From Hurricanes Irma and Maria in 2017, Hurricane Dorian in 2019, and Tropical Storm Elsa in 2021, Caribbean islands have faced environmental disasters that are becoming more frequent and intense because of climate change. Though climate change is a global phenomenon, its impacts are not being felt equitably nor does every country, such as the small island developing states of the Caribbean, have the necessary resources to adequately respond to its challenges. Moreover, select Caribbean countries which belong to the Outermost Regions of the European Union are particularly vulnerable to climate change impacts due to the limitations of this post-colonial institutional arrangement on their ability to access global financing instruments for their climate adaptation needs.

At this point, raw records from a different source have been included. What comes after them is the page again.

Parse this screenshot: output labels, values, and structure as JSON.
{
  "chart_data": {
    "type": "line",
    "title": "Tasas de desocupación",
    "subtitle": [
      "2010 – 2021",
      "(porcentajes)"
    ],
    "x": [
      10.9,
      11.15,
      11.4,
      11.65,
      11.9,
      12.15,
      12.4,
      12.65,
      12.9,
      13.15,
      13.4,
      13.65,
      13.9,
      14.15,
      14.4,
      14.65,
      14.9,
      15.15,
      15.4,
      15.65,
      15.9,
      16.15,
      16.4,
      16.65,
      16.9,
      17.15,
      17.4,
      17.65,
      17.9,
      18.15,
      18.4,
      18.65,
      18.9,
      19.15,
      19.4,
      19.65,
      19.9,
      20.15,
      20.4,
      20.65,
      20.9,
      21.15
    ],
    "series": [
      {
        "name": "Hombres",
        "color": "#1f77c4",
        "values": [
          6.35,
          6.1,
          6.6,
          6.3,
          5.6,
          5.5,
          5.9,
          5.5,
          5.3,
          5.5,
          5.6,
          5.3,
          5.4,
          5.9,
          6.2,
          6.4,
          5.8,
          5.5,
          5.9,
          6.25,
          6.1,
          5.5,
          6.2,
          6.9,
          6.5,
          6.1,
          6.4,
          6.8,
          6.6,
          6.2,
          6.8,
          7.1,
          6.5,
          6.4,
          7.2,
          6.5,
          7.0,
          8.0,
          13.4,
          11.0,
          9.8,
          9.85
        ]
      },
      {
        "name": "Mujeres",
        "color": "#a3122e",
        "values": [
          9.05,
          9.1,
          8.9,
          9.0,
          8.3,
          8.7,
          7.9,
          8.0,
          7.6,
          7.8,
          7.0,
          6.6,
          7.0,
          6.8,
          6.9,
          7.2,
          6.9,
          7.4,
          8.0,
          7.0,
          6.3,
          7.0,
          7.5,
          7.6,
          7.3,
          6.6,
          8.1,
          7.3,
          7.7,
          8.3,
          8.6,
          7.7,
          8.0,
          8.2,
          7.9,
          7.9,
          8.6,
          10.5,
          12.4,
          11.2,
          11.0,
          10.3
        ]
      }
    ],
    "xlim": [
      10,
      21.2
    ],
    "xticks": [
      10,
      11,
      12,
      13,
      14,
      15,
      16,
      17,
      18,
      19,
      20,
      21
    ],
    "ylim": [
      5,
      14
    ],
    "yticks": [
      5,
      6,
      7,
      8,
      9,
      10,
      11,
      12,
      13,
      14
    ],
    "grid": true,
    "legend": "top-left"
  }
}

The goal of this paper is to therefore offer initial research regarding potential multi-scalar approaches to climate adaptation planning and implementation for non-sovereign countries in the region, starting with the French Caribbean. By evaluating the territorial fractures between mainland France and its overseas regions – the majority of which are in the Caribbean region – the paper serves as a preliminary basis for an eventual study examining political economic considerations for climate adaptation in non-sovereign Caribbean countries, like Guadeloupe and Martinique, through a climate justice lens.
2022
This study brings a small-island perspective to the broader discussion of disaster leadership by examining the crisis leadership attributes of the Prime Minister of Barbados, Mia Amor Mottley, and her Acting Prime Minister, Santia Bradshaw, during the early phase of the COVID-19 pandemic. We reviewed frameworks of crisis leadership in the literature on emergency management and used this review to assess the Prime Ministers’ press briefings and speeches from March through May 2020. Our content analysis showed that sensemaking, meaning making, and orchestrating vertical and horizontal coordination were the three most prevalent crisis leadership attributes displayed by the two leaders during the first two months of the pandemic. The paper concludes with a brief reflection on the implications of these findings for global leaders beyond this pandemic, in the face of threats pertaining to climate-related disasters and disruptions that are disproportionately impacting the Caribbean region.
2021
The post-Duvalier Haitian Constitution of 1987 was an appeal for decentralization to reorganize the Haitian state after the fall of the twenty-nine-year Duvalier dictatorship in 1986. However, Haiti today is no closer to realizing this objective than it was then. The partial implementation of the Constitution’s decentralizing framework has created a political quagmire of critical administrative gaps that continue to stifle Haiti’s progress. Rather than moving toward intergovernmental power-sharing and greater inclusivity, as the document intended, these apertures have instead reinforced an autocratic governance system despite Jean-Claude Duvalier’s departure.
This paper is the first to conduct a comprehensive analysis of post-Duvalier efforts to decentralize Haiti. Using indepth semistructured expert interviews and content analysis, the paper presents several institutional impediments that curtail Haiti’s advancement in terms of improved public service delivery and unadulterated citizen engagement. The paper also unveils how and why key central government actors consistently impede the extent to which decentralization could facilitate widespread improvements in local development and subnational governance throughout Haiti.